【1/30】Q.どうしてゲームに参加したのか

 最初はまあ、お金欲しさです。

 当時の私、アルバイトを転々として食い繋いでたんですよね。慢性的にお金がなくて。それでまあ、エージェントさんに……今カメラ回してるのとはまた別の人だったんですけど、とにかく運営の人にスカウトされて。それでゲームに参加しました。


 お金欲しさに命を賭けたのかって? いや、確かそのときは……そうそう、ただの〈ゲーム〉としか説明されなかったんですよ。一攫千金のゲームがあるから参加しないか、みたいな口ぶりで。

 だって普通、そんなの説明しないじゃないですか。したら参加してくれるわけないですし。私のほうも、まさか命を張るようなゲームだとは思いませんよね。テレビの企画かなんかかな、と普通は思うわけで。〈殺人〉の二文字が頭についているとは予想外ですよ。

 ええ。半分騙されて、みたいな感じでしたね。



 確か、アスレチック場が舞台のゲームでした。

 体操服を着せられてね、アスレチックをやらされるんですよ。びっしりと剣山が生えている上を、丸太から丸太に飛び移っていって、足を滑らせたら串刺し……みたいな。そういうのが何個もあるゲームでした。

 とんでもない目に遭わされましたけど、幸か不幸か、ゲームの才能が私にはあったみたいで。なんとかクリアできました。

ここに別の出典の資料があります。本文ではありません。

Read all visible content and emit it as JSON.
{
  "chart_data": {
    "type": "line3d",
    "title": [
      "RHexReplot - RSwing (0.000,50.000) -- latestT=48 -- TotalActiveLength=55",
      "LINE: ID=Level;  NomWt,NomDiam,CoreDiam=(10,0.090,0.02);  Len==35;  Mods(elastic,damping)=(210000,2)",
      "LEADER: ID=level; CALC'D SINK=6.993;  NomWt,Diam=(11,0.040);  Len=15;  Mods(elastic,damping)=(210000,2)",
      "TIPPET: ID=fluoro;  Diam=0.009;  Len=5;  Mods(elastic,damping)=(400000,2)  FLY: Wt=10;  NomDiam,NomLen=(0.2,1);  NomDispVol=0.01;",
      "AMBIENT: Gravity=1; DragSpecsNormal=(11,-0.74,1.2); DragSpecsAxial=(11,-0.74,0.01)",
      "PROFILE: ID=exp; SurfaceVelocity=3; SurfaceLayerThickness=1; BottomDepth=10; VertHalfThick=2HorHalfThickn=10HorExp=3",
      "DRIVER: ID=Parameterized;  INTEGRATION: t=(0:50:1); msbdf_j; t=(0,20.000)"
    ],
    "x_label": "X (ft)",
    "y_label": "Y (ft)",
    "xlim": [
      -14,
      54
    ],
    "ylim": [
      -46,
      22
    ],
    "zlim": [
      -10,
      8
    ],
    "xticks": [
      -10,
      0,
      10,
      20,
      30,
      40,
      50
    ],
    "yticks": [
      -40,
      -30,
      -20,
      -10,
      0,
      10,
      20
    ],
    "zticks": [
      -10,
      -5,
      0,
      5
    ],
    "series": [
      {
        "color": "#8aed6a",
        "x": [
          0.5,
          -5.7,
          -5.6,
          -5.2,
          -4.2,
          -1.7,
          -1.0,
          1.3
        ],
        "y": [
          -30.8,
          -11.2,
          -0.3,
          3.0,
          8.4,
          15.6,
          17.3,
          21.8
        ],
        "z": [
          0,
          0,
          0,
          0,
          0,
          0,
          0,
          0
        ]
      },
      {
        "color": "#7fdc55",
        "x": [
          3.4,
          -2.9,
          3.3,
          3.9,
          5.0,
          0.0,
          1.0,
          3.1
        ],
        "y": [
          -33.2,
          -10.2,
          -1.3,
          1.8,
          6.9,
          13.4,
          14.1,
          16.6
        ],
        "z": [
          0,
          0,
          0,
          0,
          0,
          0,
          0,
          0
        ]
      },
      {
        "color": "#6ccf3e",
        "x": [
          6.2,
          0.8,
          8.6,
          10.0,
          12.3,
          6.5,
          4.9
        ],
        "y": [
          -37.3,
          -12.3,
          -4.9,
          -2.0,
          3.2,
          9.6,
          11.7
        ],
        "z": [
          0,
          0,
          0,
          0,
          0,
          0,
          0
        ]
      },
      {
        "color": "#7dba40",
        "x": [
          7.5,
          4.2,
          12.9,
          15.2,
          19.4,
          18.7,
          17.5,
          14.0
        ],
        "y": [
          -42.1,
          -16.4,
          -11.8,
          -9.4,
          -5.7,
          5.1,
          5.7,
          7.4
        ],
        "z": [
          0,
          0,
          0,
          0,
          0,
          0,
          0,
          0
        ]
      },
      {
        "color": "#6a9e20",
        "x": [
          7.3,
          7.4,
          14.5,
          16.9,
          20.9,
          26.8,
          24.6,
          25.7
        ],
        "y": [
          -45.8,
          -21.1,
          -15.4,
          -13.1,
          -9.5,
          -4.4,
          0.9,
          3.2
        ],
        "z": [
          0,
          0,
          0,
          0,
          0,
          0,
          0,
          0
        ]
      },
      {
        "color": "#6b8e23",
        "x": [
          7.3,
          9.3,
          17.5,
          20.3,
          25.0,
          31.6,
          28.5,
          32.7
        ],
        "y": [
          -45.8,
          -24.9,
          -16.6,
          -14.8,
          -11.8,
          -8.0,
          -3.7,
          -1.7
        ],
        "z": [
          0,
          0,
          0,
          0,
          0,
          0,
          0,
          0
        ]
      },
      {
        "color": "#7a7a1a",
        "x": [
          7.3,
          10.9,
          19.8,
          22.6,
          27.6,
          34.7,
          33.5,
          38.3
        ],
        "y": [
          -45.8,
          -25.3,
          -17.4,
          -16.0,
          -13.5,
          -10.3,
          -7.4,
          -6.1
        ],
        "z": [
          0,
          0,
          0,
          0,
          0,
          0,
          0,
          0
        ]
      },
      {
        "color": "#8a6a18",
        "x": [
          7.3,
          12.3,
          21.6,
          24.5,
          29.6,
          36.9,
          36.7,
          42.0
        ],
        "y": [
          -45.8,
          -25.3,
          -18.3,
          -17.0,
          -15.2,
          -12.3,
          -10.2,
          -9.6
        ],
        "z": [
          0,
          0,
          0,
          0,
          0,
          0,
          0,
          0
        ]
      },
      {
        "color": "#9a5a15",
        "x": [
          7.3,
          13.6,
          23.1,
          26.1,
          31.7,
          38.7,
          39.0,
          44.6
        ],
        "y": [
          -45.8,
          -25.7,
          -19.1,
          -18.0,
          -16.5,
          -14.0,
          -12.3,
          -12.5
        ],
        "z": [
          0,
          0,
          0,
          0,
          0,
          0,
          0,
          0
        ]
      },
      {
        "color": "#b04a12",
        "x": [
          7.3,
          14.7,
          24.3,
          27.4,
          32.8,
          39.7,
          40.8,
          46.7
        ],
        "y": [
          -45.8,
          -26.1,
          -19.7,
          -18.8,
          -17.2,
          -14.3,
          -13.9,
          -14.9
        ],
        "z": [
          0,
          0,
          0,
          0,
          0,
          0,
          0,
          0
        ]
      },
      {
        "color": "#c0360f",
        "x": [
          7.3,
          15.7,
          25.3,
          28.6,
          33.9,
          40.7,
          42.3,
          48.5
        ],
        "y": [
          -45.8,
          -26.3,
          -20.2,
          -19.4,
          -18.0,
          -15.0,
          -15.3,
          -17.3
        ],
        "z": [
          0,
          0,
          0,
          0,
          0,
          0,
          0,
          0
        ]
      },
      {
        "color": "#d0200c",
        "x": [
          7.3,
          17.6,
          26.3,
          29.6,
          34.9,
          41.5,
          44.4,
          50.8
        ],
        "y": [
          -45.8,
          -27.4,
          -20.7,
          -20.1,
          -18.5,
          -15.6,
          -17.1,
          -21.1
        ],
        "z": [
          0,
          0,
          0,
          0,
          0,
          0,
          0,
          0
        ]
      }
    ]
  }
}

 それでまあ、無事賞金を持って帰れたわけですけど……問題はここからですよね。その一回でやめなかったんですよ、私。もちろんそのころには、殺人ゲームだってことには気づいてましたよ? でもやめなかった。そのまま現在に至るまで、プレイヤーを続けてます。

 

 まあ、これでもいいかな、と思ったんですよね。

 命を賭けているだけあって、そこそこ実入りはよかったですし。これで生きてくのもありかな、と思ったんですよ。何回も続けてたらどっかで死んじゃうだろうけど、そのときは本物の幽霊になるだけだからいいや、なんて考えてました。


 当時の私、そのぐらいぼんやりしてたんですよ。

 私に限らず、みんなそうじゃありません? 人生一度は一旗あげてやろうだとか、二十四時間戦えますかとか、そういう空気ってもうないですよね。そしたらもう、ぼんやりするしかないじゃないですか。ふらふらっと生きて、なんか向いてそうなの見つかったからこれでいいや、みたいな。そんな気持ちでした。


 今は違うんですけどね。さすがに二十七回目ともなれば、もう少し健全な気持ちで取り組んでますけど。そういう時期もあったということで、ここはひとつ。